Gov: Campaign Ads

Campaign Commercials

Political campaigns use a number of persuasive techniques in an attempt to influence the opinions of voters. Political advertisements fall into two broad groups. The first group deals with issues, while the second group deals with images. Ads in either group can be positive or negative. Positive ads are aimed at making you like or respect a candidate. Negative ads are designed to make you dislike or fear his or her opponent. Both types of ads use persuasive techniques well known to advertisers.

Name-calling uses personal attacks on an opponent to distract voters from the real issues of the campaign. The goal is to inspire doubts about the opponent’s fitness for office by appealing to people’s fears or prejudices.

Transfer uses symbols or images that evoke emotion to something unrelated, such as a candidate or proposition.

Bandwagon creates the impression that everyone supports a cause or candidate. The technique plays on people’s desire to conform or climb on the bandwagon rather than being left behind.

Testimonial is having a well-known celebrity or personality endorse a candidate or proposal.The hope is that you will follow the person’s example without questioning his or her qualifications to make such as judgement.

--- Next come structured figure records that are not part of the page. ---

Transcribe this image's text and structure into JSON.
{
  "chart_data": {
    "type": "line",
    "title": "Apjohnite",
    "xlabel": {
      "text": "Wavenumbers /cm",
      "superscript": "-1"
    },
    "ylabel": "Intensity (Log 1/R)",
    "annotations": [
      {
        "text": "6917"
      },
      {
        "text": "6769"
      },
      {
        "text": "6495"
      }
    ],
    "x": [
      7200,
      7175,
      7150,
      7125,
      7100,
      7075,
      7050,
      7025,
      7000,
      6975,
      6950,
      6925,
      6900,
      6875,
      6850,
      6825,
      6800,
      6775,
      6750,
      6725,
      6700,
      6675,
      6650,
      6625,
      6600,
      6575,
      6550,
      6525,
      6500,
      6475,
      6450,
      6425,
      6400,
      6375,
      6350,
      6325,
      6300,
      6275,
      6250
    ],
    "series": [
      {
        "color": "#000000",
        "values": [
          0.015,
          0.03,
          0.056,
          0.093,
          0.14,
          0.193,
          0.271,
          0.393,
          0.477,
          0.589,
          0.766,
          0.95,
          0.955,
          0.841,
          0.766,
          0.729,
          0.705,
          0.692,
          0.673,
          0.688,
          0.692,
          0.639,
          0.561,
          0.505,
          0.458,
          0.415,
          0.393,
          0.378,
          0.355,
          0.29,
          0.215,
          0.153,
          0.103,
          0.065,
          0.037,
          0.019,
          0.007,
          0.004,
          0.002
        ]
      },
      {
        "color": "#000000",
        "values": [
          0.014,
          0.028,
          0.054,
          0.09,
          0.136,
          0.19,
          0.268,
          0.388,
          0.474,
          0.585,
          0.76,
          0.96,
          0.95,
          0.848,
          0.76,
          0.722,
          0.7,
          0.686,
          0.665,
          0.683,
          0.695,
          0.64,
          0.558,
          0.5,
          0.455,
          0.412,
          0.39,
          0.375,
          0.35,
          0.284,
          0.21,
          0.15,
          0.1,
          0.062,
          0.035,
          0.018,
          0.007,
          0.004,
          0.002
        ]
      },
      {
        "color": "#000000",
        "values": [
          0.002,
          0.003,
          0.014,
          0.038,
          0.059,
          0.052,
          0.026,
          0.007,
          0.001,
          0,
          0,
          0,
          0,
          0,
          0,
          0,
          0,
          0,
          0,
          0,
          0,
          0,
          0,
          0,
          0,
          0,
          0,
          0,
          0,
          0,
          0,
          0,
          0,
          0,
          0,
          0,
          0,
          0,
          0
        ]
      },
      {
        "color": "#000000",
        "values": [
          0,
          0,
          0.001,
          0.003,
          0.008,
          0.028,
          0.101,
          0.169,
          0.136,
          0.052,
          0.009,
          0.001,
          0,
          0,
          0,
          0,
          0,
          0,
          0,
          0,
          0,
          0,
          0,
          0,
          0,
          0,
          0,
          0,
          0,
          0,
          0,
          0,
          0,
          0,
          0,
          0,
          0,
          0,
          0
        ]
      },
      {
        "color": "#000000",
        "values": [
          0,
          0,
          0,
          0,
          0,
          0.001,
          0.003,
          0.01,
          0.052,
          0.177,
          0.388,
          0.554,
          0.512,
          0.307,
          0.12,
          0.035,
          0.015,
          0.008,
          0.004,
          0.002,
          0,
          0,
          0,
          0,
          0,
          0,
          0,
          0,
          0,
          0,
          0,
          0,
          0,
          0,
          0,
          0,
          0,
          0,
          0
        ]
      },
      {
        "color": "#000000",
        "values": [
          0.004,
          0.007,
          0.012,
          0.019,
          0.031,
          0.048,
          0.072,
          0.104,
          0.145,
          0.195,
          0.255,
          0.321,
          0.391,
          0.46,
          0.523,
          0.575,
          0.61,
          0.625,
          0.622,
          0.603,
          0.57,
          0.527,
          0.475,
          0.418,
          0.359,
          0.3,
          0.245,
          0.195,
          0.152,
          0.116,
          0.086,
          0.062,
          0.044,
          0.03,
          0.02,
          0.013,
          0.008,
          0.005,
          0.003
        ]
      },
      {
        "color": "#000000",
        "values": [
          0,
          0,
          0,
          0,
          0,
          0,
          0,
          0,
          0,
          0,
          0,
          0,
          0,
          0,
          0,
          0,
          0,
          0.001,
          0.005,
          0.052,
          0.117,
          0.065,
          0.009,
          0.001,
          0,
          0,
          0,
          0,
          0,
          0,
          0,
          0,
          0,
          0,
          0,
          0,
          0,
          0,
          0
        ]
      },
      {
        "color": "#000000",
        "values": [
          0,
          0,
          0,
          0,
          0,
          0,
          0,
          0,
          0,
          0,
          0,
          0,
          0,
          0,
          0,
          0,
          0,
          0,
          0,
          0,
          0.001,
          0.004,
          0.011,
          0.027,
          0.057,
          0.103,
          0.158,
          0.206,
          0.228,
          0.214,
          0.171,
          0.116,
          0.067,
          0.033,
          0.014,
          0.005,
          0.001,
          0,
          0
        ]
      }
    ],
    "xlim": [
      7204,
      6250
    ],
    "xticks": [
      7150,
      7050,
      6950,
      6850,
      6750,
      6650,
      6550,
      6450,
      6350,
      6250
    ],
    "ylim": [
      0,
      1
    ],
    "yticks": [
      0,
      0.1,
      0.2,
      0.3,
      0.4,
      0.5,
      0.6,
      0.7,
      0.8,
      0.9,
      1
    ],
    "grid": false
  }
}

Plain folks uses folksy or everyday images and language to show that the candidate is a regular person who understands the needs and concerns of the common people.

Card-stacking presents facts, statistics, and other evidence that support only one side of an argument.

Glittering generalities uses vague sweeping statements that appeal to voters emotionally, but don’t actually say anything specific. Candidates and proposals are often described in lofty terms.